Palonosetron is approved for IV administration at a dose of 0.25 mg, the dose used in the current study [23], and has been evaluated in patients with breast cancer. A phase III noninferiority study compared 3 doses of oral palonosetron (0.25, 0.50, and 0.75 mg) with the approved IV dose (0.25 mg) in patients receiving MEC, most of whom had breast cancer. Noninferiority to IV palonosetron was demonstrated by all 3 oral doses in the acute phase and the 0.50-mg oral dose in the overall phase, but none of the oral doses was noninferior in the delayed phase. Addition of dexamethasone generally improved CR rates with the oral doses in the acute and delayed phases. Complete response rates with IV palonosetron were 70, 65, and 59 % during the acute, delayed, and overall phases.
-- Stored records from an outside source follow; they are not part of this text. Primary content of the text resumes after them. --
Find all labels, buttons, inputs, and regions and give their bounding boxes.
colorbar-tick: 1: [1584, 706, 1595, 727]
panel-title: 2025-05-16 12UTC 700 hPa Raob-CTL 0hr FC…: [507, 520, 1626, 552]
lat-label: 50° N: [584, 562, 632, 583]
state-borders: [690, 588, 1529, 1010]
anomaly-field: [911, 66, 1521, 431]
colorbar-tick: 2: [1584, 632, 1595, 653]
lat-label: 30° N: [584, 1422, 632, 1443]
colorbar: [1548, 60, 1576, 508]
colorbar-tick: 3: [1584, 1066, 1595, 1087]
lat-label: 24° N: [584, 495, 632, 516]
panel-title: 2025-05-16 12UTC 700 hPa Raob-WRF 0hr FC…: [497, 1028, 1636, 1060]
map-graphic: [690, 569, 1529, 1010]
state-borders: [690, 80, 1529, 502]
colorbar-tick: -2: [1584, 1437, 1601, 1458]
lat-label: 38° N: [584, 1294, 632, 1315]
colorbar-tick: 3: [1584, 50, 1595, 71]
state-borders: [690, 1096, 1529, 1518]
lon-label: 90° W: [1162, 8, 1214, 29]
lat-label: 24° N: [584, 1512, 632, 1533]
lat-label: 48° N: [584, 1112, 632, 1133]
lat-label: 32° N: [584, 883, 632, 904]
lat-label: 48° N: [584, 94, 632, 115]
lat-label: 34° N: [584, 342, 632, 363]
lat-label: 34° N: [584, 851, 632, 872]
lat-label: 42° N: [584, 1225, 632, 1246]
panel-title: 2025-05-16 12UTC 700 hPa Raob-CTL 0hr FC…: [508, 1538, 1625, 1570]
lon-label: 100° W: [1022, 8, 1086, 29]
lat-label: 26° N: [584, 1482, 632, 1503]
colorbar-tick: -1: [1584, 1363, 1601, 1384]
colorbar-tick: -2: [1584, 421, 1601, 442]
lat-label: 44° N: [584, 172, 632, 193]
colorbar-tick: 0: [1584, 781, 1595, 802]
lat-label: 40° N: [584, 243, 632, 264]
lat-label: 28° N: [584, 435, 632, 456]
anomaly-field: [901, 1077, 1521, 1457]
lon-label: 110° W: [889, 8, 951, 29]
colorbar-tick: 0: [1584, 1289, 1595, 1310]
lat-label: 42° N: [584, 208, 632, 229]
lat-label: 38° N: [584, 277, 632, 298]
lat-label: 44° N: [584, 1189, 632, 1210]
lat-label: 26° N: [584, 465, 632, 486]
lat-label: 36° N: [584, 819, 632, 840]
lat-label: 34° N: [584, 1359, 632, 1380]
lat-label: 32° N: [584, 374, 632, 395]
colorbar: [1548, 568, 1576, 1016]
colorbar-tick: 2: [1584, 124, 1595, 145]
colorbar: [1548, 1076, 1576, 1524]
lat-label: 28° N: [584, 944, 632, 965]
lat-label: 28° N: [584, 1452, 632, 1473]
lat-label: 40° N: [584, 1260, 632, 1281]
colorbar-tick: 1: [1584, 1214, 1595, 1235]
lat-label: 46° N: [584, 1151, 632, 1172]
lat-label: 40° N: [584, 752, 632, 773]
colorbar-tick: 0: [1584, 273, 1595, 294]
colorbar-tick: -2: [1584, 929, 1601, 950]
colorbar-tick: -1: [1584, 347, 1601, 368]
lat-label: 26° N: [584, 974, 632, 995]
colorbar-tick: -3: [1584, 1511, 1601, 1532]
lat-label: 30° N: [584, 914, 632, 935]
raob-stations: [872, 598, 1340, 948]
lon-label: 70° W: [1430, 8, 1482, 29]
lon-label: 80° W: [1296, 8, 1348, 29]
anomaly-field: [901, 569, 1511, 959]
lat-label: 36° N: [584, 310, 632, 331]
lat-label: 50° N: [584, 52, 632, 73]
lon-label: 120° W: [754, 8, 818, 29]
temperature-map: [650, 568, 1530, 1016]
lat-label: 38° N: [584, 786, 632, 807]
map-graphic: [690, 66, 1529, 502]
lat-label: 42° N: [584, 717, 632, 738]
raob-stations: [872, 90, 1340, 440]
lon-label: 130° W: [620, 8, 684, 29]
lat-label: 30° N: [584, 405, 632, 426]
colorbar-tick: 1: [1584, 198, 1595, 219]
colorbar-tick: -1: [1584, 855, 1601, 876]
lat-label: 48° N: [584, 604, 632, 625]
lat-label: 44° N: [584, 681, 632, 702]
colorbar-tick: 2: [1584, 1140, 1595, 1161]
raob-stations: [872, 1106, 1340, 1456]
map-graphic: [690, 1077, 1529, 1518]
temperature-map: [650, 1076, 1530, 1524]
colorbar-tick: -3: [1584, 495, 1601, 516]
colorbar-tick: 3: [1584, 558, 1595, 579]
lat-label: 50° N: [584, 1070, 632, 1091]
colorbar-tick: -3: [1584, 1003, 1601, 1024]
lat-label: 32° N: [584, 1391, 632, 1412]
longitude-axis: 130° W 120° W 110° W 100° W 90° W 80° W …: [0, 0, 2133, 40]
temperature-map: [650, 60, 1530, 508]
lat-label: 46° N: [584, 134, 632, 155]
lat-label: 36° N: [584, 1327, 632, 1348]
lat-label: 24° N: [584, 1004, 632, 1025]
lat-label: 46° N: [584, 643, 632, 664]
These data suggest that the IV formulation of palonosetron is still the preferred option for control of acute and delayed CINV in patients receiving MEC in this population of primarily breast cancer patients [24]. Similar CR rates (65, 68, and 55 %, respectively) were also seen in breast cancer patients receiving MEC in a phase II study of IV palonosetron plus dexamethasone [25]. Given the findings of the original APF530 phase III noninferiority trial and the current breast cancer subanalysis, in which CR rates for APF530 500 mg plus dexamethasone were 73, 48, and 45 % during the acute, delayed, and overall phases following MEC, and 73, 63, and 55 % during the acute, delayed, and overall phases following HEC, APF530 may provide a valuable treatment option for patients with breast cancer, particularly for the prevention of delayed CINV.

Conclusion

In conclusion, in this population of patients with breast cancer, APF530 and palonosetron provided similar activity in preventing acute and delayed CINV in patients receiving MEC or HEC, and both APF530 doses displayed persistent activity in the prevention of CINV across 4 cycles of chemotherapy. The single subcutaneous injection of APF530 may provide a convenient alternative to palonosetron IV for CINV prevention. Further post hoc analyses may provide additional insights into the efficacy and safety of APF530 SC, including the effects of sex, age, type of chemotherapy regimen, and prior therapies. Future studies may also investigate the potential value of APF530 in other clinical settings where sustained antiemetic activity is desired, such as in patients receiving multiday chemotherapy, in patients receiving radiation therapy, in patients who are unable to tolerate oral antiemetics, in combination with aprepitant and other NK-1 antagonists, and in the postoperative setting.